Officials in Singapore said on Monday that they will deliver a consultation document next month outlining a split liability model that will put both consumers and banks on the line for money lost as a result of scams.…
It provides a solution to a topic that is frequently asked in today’s society: who is accountable in a world where payment and transfer scams are pervasive?
Shared loss programs have also been proposed by nations like Australia. In the meanwhile, the European Commission has suggested a “refund” to those who have fallen victim to specific fraud schemes, such as authorized push payment scams.
The UK will require banks to reimburse fraud victims up to one million pounds starting in 2019. The sender and receiving institutions will split the cost.
Alvin Tan, the state minister of Singapore, holds a different perspective.
Some people believe that banks can readily sustain losses caused by certain scam situations. Full compensation, however, without taking into account blame is neither just nor desirable, he told Parliament on Monday.
It was initially planned for Singapore’s shared responsibility framework to be finished in the first half of 2023. Tan acknowledged on Monday that the procedure had taken longer than the government would have preferred, but a version outlining countermeasures to phishing scams ought to be finished by the end of the month.

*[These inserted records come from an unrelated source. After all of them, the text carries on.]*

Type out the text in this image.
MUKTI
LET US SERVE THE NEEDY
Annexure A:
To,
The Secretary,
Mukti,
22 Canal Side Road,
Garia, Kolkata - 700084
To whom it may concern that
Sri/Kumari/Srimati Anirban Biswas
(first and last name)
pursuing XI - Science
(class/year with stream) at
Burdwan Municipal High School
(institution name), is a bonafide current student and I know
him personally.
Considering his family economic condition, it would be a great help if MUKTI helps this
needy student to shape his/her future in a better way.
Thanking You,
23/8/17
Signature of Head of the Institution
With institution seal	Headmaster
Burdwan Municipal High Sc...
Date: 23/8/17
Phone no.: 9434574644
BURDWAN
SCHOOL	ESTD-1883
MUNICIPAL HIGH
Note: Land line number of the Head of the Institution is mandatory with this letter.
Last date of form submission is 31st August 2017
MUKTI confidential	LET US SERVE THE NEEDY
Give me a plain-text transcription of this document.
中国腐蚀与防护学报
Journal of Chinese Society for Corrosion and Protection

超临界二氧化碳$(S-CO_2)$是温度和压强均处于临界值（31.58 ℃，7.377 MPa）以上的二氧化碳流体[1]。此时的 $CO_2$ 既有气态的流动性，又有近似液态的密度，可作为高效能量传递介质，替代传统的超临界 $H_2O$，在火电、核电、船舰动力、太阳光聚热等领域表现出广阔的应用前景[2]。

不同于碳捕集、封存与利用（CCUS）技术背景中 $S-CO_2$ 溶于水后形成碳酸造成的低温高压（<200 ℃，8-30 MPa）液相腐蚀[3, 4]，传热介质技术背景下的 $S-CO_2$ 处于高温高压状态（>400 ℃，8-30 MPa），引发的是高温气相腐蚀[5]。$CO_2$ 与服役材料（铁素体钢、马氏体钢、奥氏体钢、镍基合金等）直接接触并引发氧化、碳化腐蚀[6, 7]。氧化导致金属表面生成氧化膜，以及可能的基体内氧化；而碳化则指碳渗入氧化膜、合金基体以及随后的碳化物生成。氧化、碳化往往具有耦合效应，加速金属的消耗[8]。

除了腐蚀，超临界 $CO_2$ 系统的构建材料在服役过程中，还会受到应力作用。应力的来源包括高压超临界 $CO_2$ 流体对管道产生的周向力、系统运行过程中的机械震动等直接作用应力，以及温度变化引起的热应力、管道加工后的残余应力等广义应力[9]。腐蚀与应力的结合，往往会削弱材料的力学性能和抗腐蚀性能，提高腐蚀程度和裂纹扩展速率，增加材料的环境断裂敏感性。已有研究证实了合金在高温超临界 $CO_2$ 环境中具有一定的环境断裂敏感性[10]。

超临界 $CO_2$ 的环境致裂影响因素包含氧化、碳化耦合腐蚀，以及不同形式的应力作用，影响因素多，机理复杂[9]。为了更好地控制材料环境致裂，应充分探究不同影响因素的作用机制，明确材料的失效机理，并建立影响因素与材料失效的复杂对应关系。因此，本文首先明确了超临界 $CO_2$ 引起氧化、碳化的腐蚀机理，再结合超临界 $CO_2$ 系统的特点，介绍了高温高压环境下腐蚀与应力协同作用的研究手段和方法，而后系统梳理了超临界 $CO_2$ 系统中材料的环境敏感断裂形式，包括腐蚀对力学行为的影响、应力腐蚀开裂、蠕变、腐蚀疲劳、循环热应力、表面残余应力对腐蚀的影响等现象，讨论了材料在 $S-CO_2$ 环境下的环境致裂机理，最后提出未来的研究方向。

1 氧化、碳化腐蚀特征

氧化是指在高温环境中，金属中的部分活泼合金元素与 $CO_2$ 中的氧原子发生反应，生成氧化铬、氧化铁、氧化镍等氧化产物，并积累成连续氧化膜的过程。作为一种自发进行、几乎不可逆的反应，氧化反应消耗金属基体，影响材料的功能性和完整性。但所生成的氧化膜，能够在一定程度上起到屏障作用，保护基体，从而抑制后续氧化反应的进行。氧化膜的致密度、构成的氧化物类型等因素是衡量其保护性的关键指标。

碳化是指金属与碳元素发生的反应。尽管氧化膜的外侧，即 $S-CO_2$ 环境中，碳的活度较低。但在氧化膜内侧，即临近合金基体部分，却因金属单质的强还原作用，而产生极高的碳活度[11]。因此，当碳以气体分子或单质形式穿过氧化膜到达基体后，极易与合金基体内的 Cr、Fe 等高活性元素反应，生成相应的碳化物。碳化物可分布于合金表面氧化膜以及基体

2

In February 2022, when threat actors used spoof SMS messages to defraud 800 customers of a single bank out of a total of SG$13.7 million ($10.2 million), Singaporean authorities initially proposed a shared liability method.
After the Monetary Authority of Singapore (MAS) took enforcement action, Oversea-Chinese Banking Corporation (OCBC) changed its tune and announced that it would provide “full goodwill payouts” to all victims. Initially, OCBC offered “goodwill” payments to a pitiful 6.4 percent of claimants.
The city-state had to reconsider its anti-scam tactics due to the sheer size of the needed payment.
In the future, clients and banks will share responsibility for any losses, according to Lawrence Wong, the former finance minister and current deputy prime minister, in order to prevent a “weaken[ed] incentive to be vigilant” on the part of the customer.
Currently, the MAS mandates that banks secure their digital systems, including using multi-factor authentication when customers make purchases online. Additionally, some transactions call for the sending of notifications, and banks have received instructions on how to handle and look into disputes. The MAS is in charge of those initiatives. All the attempts, however, fall short against determined social engineers.
“Banks must evaluate whether they have met their commitments in scam situations, as well as if the victim had behaved appropriately. Customers who followed proper cyber hygiene practices and took care to keep their login credentials and [one-time passwords] private shouldn’t be held responsible for losses, according to Tan.
In the existing system, dissatisfied clients have the option to file a lawsuit, while others can accept the terms and circumstances of any settlement.
According to parliament member Sylvia Lim, the agreements that arise typically come with a nondisclosure agreement and financial disappointment are what many victims reluctantly sign.